Postings to news were used to announce lab meetings (or cancelled meetings), announce the weekly speaker/topic, announce lab visitors or new summer interns, or remind people of upcoming company holidays. Messages posted on behalf of others served 2 purposes: (1) they were used to correct an otherwise inaccurate status (for instance, Bob’s status indicated that he was out of the office and someone sees Bob in the hall and posts “actually he’s here”, someone in the lab realizes Karen is actually on a business trip and forgot to mention it and posts “on business trip at Watson” with the dates she’ll be away, someone calls in sick to a colleague and the colleague posts “out with a cold today”), or (2) the admin assistant posts information about the lab manager’s travel

schedule, where he is, when he’s out of the office, and when he will be in. Finally, a large variety of messages was posted with information by users about themselves. In status messages tended to be used to indicate a person’s typical work day/schedule (e.g., “generally here 9 to 6”, “Regular work day. Usually in ~10am to ~8pm”). Out status messages were used when people worked from home, were on vacation, at conferences, or on business trips. These messages tended to include both the destination and the purpose of the event and frequently included contact information (e.g., “working from home (408) nnn-nnnn”, “On vacation in Pennsylvania – contact tel# (610) nnn-nnnn”, “In Philadelphia for BlueBoard demo at CIO conference”, “at IBM Austin Research Lab”, “out of office Friday – not reading email”). Info messages were used to indicate special events that would occupy people for large blocks of time during the day or changes in people’s daily work day hours (e.g., “attending IT for Life Sciences conference in Auditorium”, “leaving at 2:00pm today”, “I’ll be in around noon today”, “in video conf most of the day”). There were several types of postings that were somewhat surprising. Some users posted “warning” messages about impending holidays or trips to forewarn colleagues of absences even though they did not yet have the exact details and dates (e.g., “will take some vacation days in January not sure when yet”, “will be away around Easter”, “we’re planning a week’s vacation sometime in February”). Some users posted messages to indicate that they were NOT at a conference or business trip – usually in cases where the logical assumption would be that their whole team was likely to be away (e.g., “I am NOT at chi”, “I will NOT be in Westford next week”). Some users posted fairly detailed information of a more

personal nature about events (e.g., “Feeding my soul at the SF Flower and Garden show”, “have to leave for a doctor’s apmt at 2pm”, “back on the east coast for my sister’s graduation”, “visiting Grand Canyon with my parents”, “attending all day off-site mtg (ugh)!”).

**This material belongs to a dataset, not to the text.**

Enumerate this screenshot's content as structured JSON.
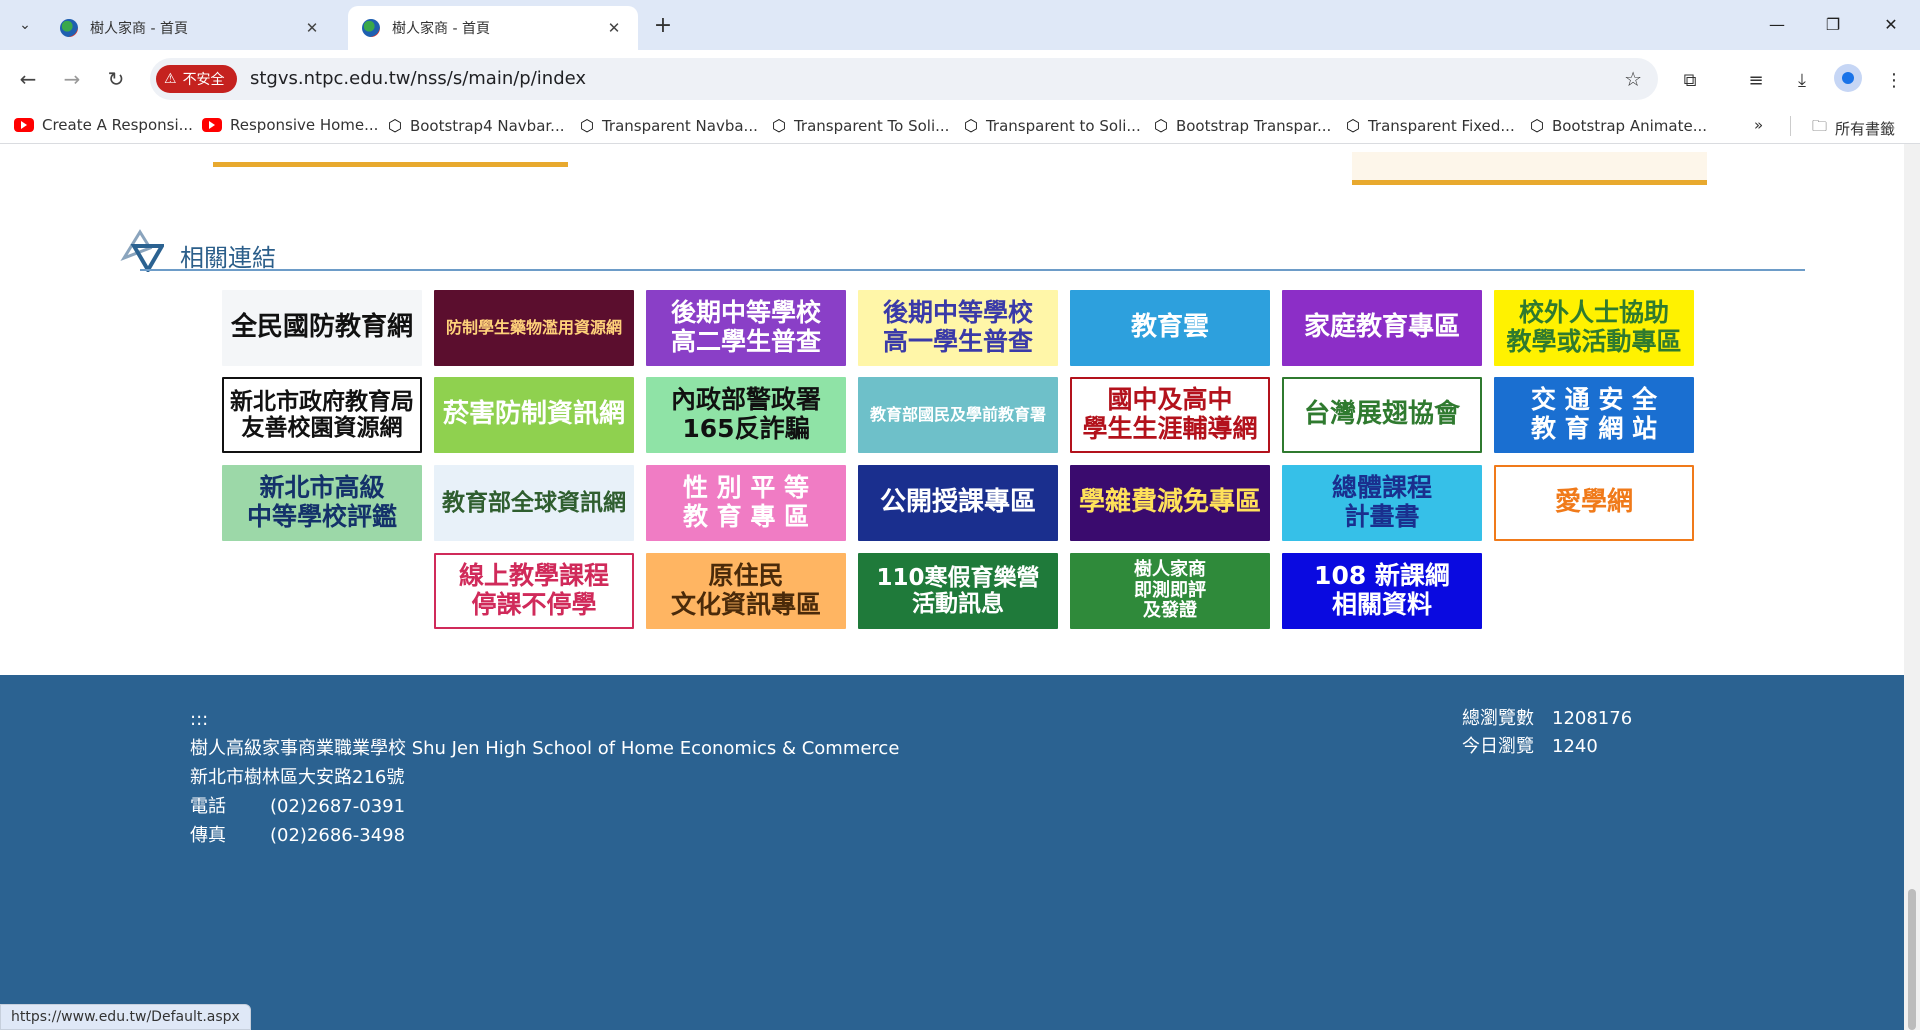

Finally, the system was also sometimes used to provide information to the whole group that could have been sent by email but somehow email seemed too formal and Groupsense was used as an informal broadcast system (e.g., one intern upon leaving posted her status as out for the rest of the year but included her contact email address at the university, one employee posted an office move “I moved to B2-266”). SUMMARY

GS has been in use in our group of about 21 people for almost a year. While it is difficult to measure the success of such systems we believe it has been successful since it was integrated into our daily practices. One good indication of its success is the complaint messages we get during occasional outages. We believe that its success can be mostly attributed to the availability of the awareness information that typically crosses our paths in the workplace at various common physical and digital locations. While GS does not tie into an existing calendaring system at this point, it seems an obvious extension in future versions. REFERENCES

[1] S. Farrell: Social and Informational Proxies in a Fishtank, ACM CHI 2001 short papers, pp. 365-366. [2] B.A. Nardi, S. Wittaker, E. Bradner: Interaction and Outeraction: Instant Messaging in Action, ACM CSCW 2000, pp. 79-88.